Ce 22 septembre 1859

 

Cher et bon cousin,

 

Voilà déjà quelque temps que je suis de retour à Paris1. Aussitôt mon retour, je me suis jeté à corps perdu sur mon travail, qui marche bien et qui, je m’en flatte peut-être trop, me donnera de bons résultats2. Je vous ai quitté avec un serrement de cœur que vous comprendrez facilement. Mon odyssée ce jour-là, paisible au commencement, a été accompagnée à la fin de la pluie la plus féroce, du tonnerre et des éclairs. Arrivé à la station du chemin de fer où je devais m’arrêter, je me suis embarqué dans une espèce de « tape-cul » (excusez l’expression) que mon cousin de Champagne avait envoyé au-devant de moi3. Les cahots et les secousses dans ce véhicule non suspendu et traîné par une rosse n’étaient que des roses, en comparaison des épreuves qu’il m’a fallu subir pendant six ou huit lieues de pays à travers des chemins ébauchés et des forêts où j’ai, en cette voiture découverte, supporté une pluie battante tout le temps. Heureusement que le bon accueil du parent a adouci ces petites souffrances, qui en définitive font vivre et varient les émotions. J’ai passé là quelques jours de plus que je ne m’étais promis. Le parent avait convoqué le ban et l’arrière-ban des cousins et cousines à plusieurs degrés, tous enchantés de faire ma connaissance : je n’ai pu me soustraire à leur empressement4 ; cependant me voici de retour depuis huit jours et toujours bien portant. Je dois une grande partie de cette bonne santé à l’excellent régime que j’ai suivi chez vous.

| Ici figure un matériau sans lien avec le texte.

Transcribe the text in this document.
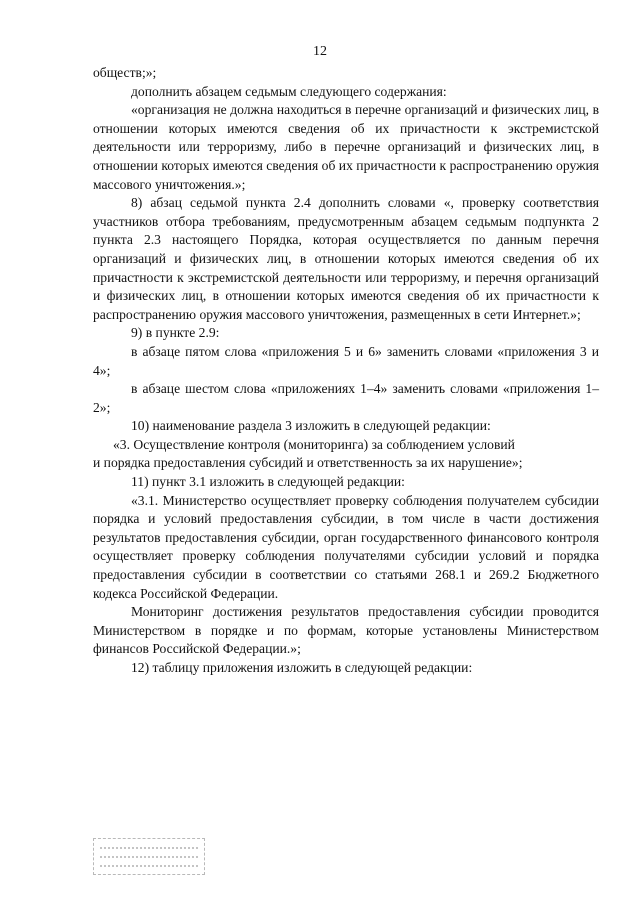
12

обществ;»;

дополнить абзацем седьмым следующего содержания:

«организация не должна находиться в перечне организаций и физических лиц, в отношении которых имеются сведения об их причастности к экстремистской деятельности или терроризму, либо в перечне организаций и физических лиц, в отношении которых имеются сведения об их причастности к распространению оружия массового уничтожения.»;

8) абзац седьмой пункта 2.4 дополнить словами «, проверку соответствия участников отбора требованиям, предусмотренным абзацем седьмым подпункта 2 пункта 2.3 настоящего Порядка, которая осуществляется по данным перечня организаций и физических лиц, в отношении которых имеются сведения об их причастности к экстремистской деятельности или терроризму, и перечня организаций и физических лиц, в отношении которых имеются сведения об их причастности к распространению оружия массового уничтожения, размещенных в сети Интернет.»;

9) в пункте 2.9:

в абзаце пятом слова «приложения 5 и 6» заменить словами «приложения 3 и 4»;

в абзаце шестом слова «приложениях 1–4» заменить словами «приложения 1–2»;

10) наименование раздела 3 изложить в следующей редакции:

«3. Осуществление контроля (мониторинга) за соблюдением условий

и порядка предоставления субсидий и ответственность за их нарушение»;

11) пункт 3.1 изложить в следующей редакции:

«3.1. Министерство осуществляет проверку соблюдения получателем субсидии порядка и условий предоставления субсидии, в том числе в части достижения результатов предоставления субсидии, орган государственного финансового контроля осуществляет проверку соблюдения получателями субсидии условий и порядка предоставления субсидии в соответствии со статьями 268.1 и 269.2 Бюджетного кодекса Российской Федерации.

Мониторинг достижения результатов предоставления субсидии проводится Министерством в порядке и по формам, которые установлены Министерством финансов Российской Федерации.»;

12) таблицу приложения изложить в следующей редакции:
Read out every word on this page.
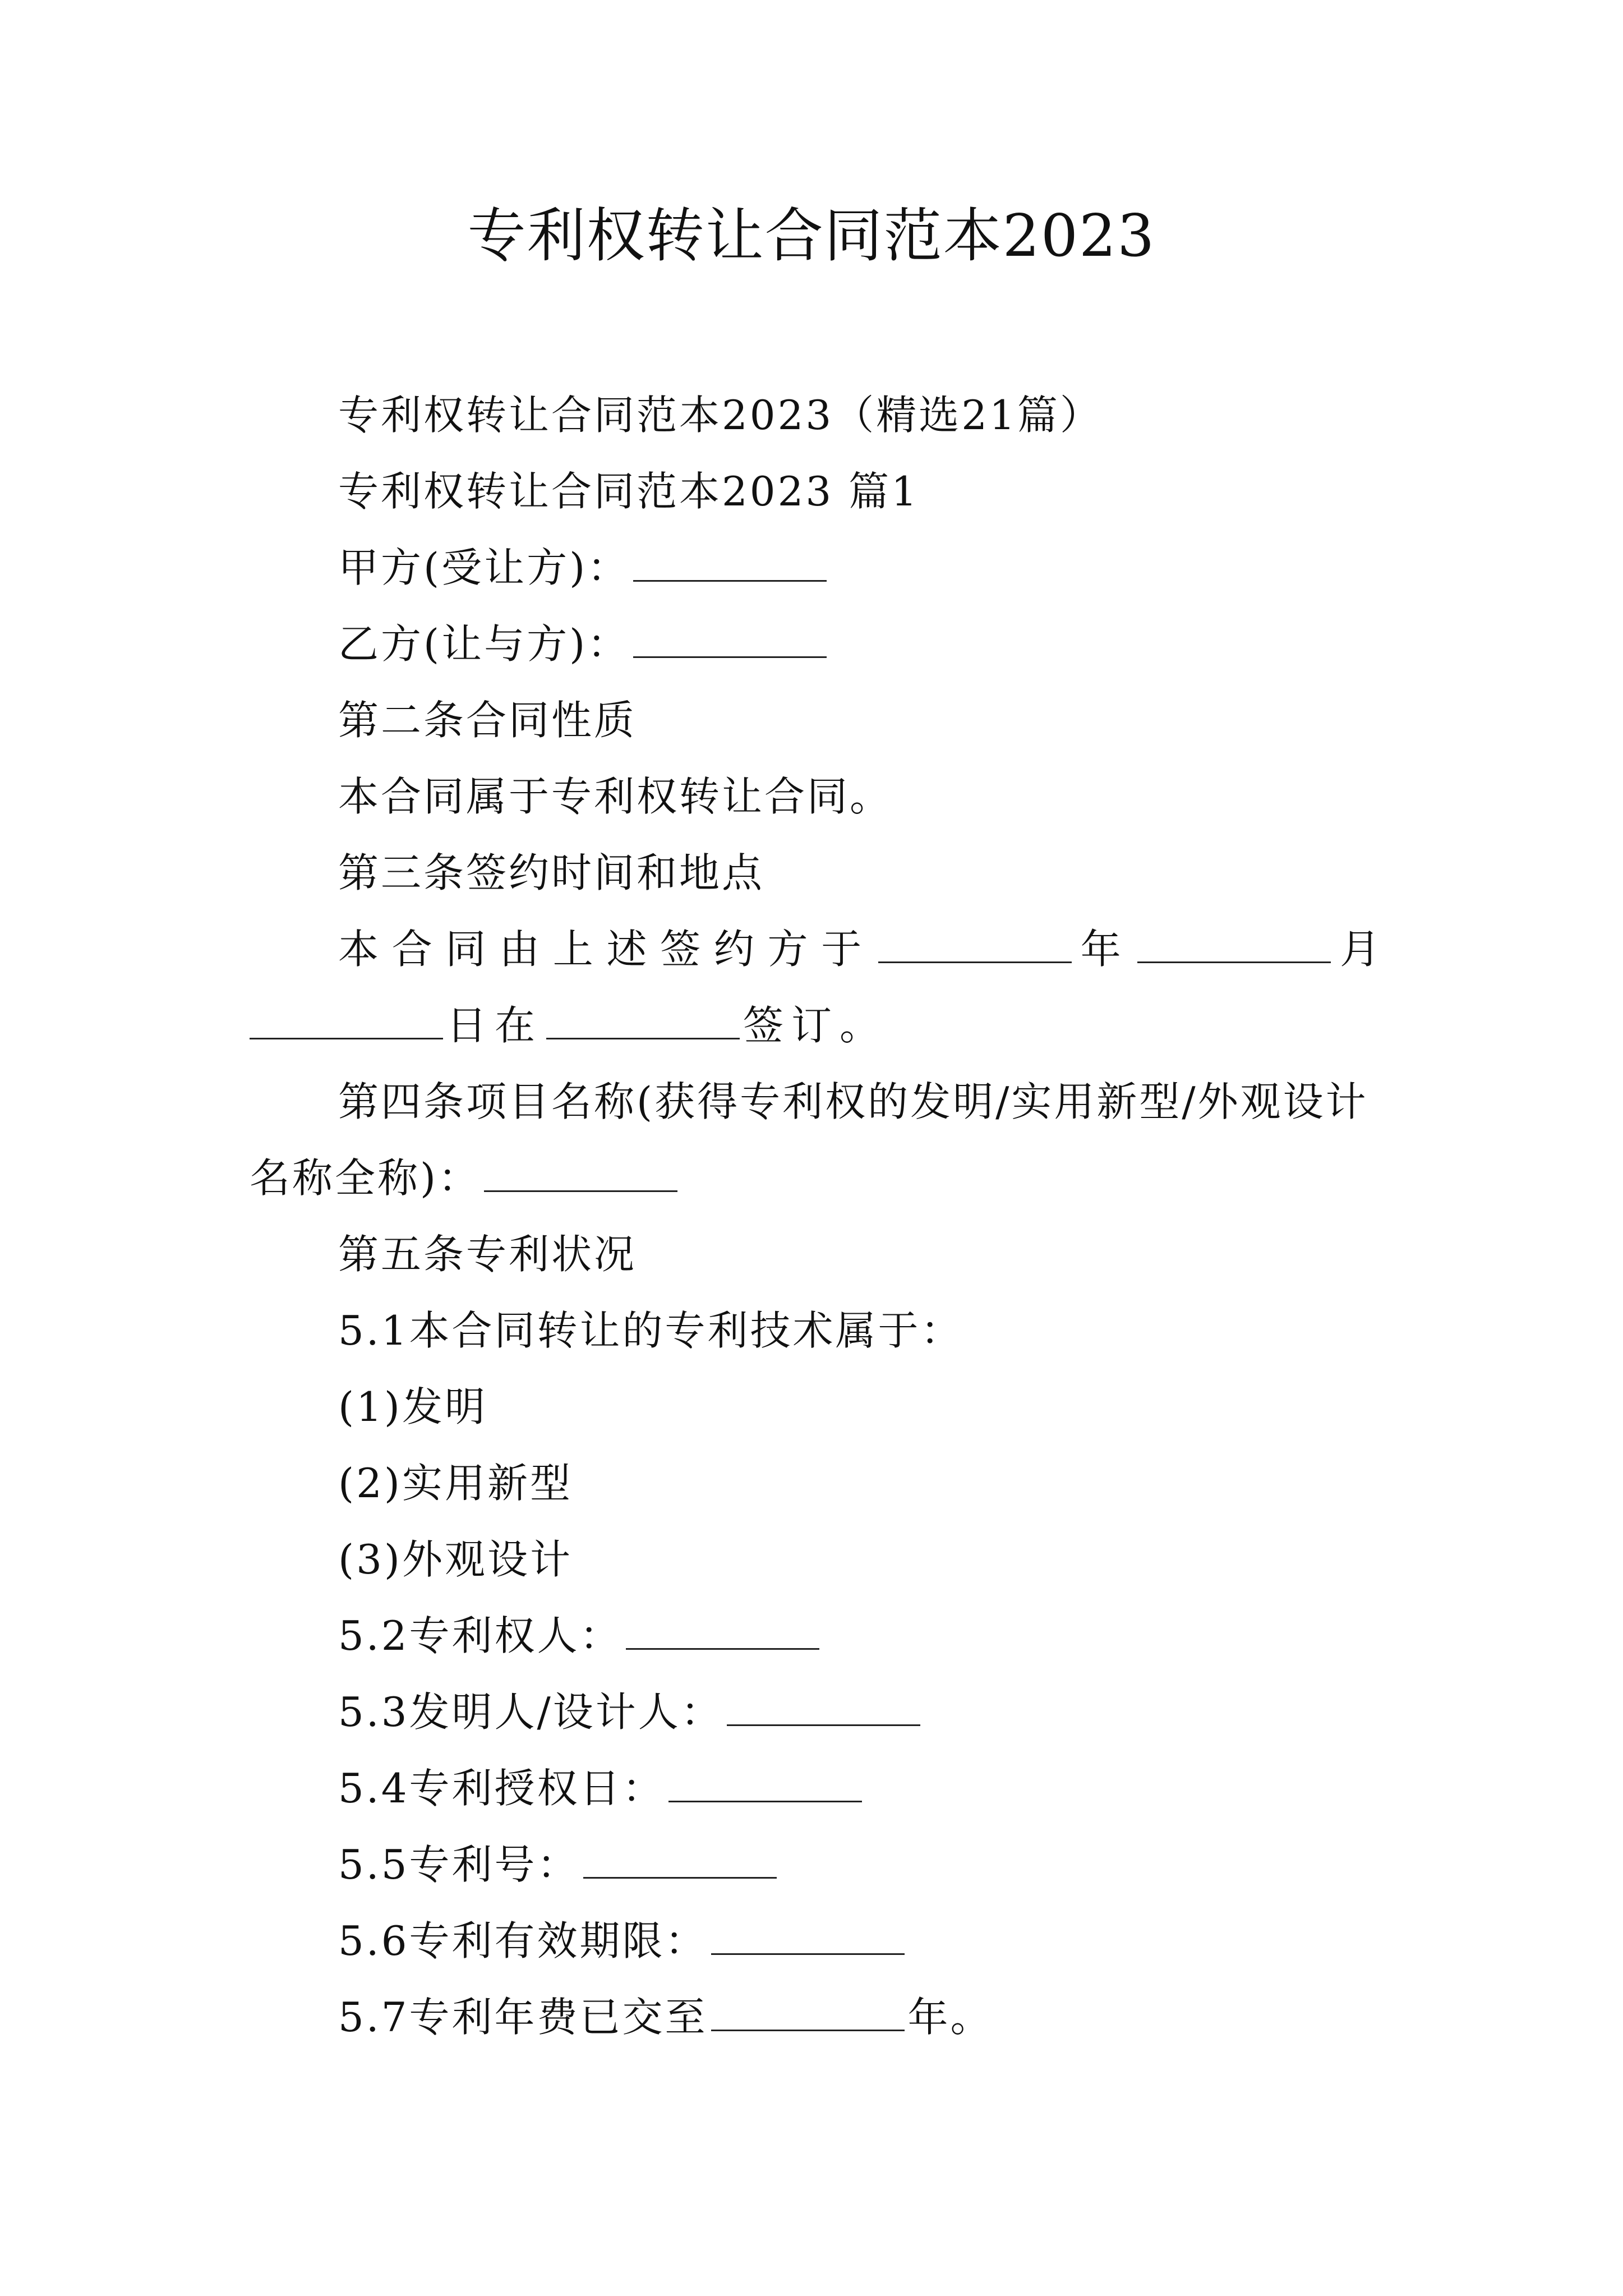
专利权转让合同范本2023
专利权转让合同范本2023（精选21篇）
专利权转让合同范本2023 篇1
甲方(受让方)：
乙方(让与方)：
第二条合同性质
本合同属于专利权转让合同。
第三条签约时间和地点
本合同由上述签约方于	年	月日在	签订。
第四条项目名称(获得专利权的发明/实用新型/外观设计名称全称)：
第五条专利状况
5.1本合同转让的专利技术属于：
(1)发明
(2)实用新型
(3)外观设计
5.2专利权人：
5.3发明人/设计人：
5.4专利授权日：
5.5专利号：
5.6专利有效期限：
5.7专利年费已交至	年。
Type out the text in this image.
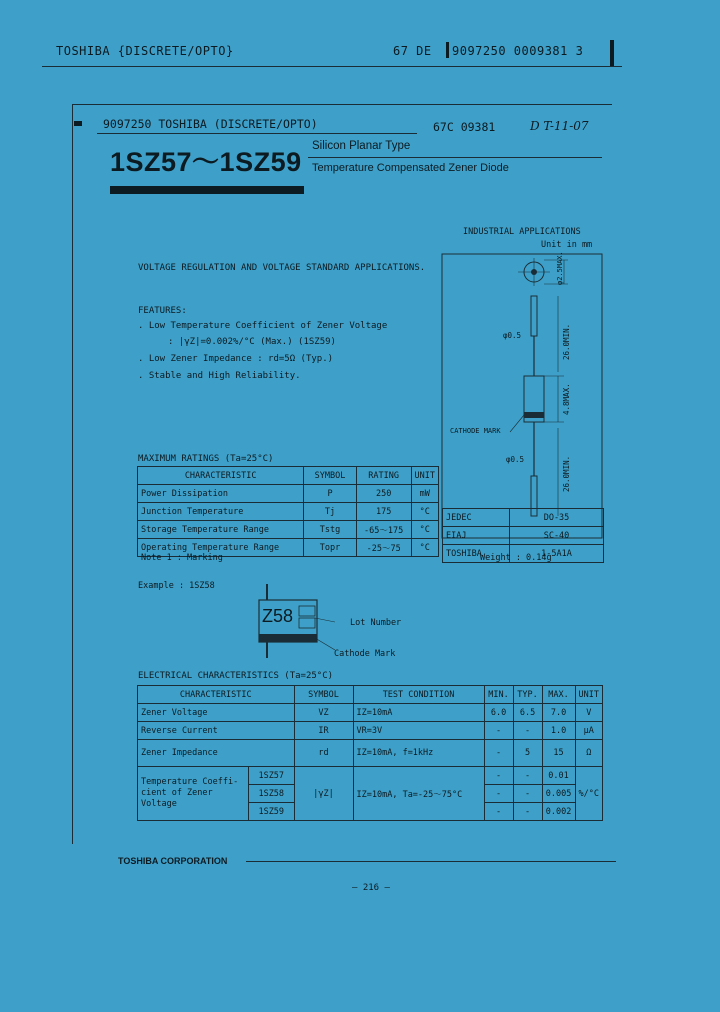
TOSHIBA {DISCRETE/OPTO}	67 DE 9097250 0009381 3
9097250 TOSHIBA (DISCRETE/OPTO)	67C 09381	D T-11-07
1SZ57～1SZ59
Silicon Planar Type
Temperature Compensated Zener Diode
VOLTAGE REGULATION AND VOLTAGE STANDARD APPLICATIONS.
FEATURES:
. Low Temperature Coefficient of Zener Voltage
: |γZ|=0.002%/°C (Max.) (1SZ59)
. Low Zener Impedance : rd=5Ω (Typ.)
. Stable and High Reliability.
INDUSTRIAL APPLICATIONS
Unit in mm
φ2.5MAX.
26.0MIN.
φ0.5
4.8MAX.
CATHODE MARK
φ0.5	26.0MIN.
JEDEC	DO-35
EIAJ	SC-40
TOSHIBA	1-5A1A
Weight : 0.14g
MAXIMUM RATINGS (Ta=25°C)
CHARACTERISTIC	SYMBOL	RATING	UNIT
Power Dissipation	P	250	mW
Junction Temperature	Tj	175	°C
Storage Temperature Range	Tstg	-65～175	°C
Operating Temperature Range	Topr	-25～75	°C
Note 1 : Marking
Example : 1SZ58
Z58	Lot Number
Cathode Mark
ELECTRICAL CHARACTERISTICS (Ta=25°C)
CHARACTERISTIC		SYMBOL	TEST CONDITION	MIN.	TYP.	MAX.	UNIT
Zener Voltage		VZ	IZ=10mA	6.0	6.5	7.0	V
Reverse Current		IR	VR=3V	-	-	1.0	μA
Zener Impedance		rd	IZ=10mA, f=1kHz	-	5	15	Ω

Temperature Coeffi-
cient of Zener
Voltage	1SZ57	|γZ|	IZ=10mA, Ta=-25～75°C	-	-	0.01	%/°C
	1SZ58			-	-	0.005	
	1SZ59			-	-	0.002	
TOSHIBA CORPORATION
— 216 —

Je me suis informé aussitôt de ce qui pouvait me mettre sur la trace de ce qui est propre à avancer l’affaire que j’ai à cœur et qui vous concerne. M. Fouché5, qui est celui sur lequel je compte pour la Légion d’honneur, est en Italie. C’est un contretemps qui ajourne toute démarche. On n’a pu me dire quand il reviendrait d’une manière précise : mais cela ne peut aller au-delà de quinze jours ou trois semaines. Je vous tiendrai au courant de tout.

Dites-moi le plus tôt possible un mot de vous et de ce que vous avez fait. Avez-vous été à Bade, profiter des derniers beaux jours ? Il faut se remuer et sortir de ses pantoufles. Quand les médecins nous envoient prendre les eaux, c’est le mouvement qu’ils vous ordonnent ; lui seul est le médecin de l’homme : repos et mouvement : toute l’hygiène est là-dedans, en combinant les proportions.

Adieu, cher cousin et respectable ami : j’ai passé dans votre paisible retraite d’heureux moments, dont je vous remercie de cœur. Dites-moi que ma présence vous a donné dans votre solitude un peu de douceur et je serai bien heureux de cette réciprocité.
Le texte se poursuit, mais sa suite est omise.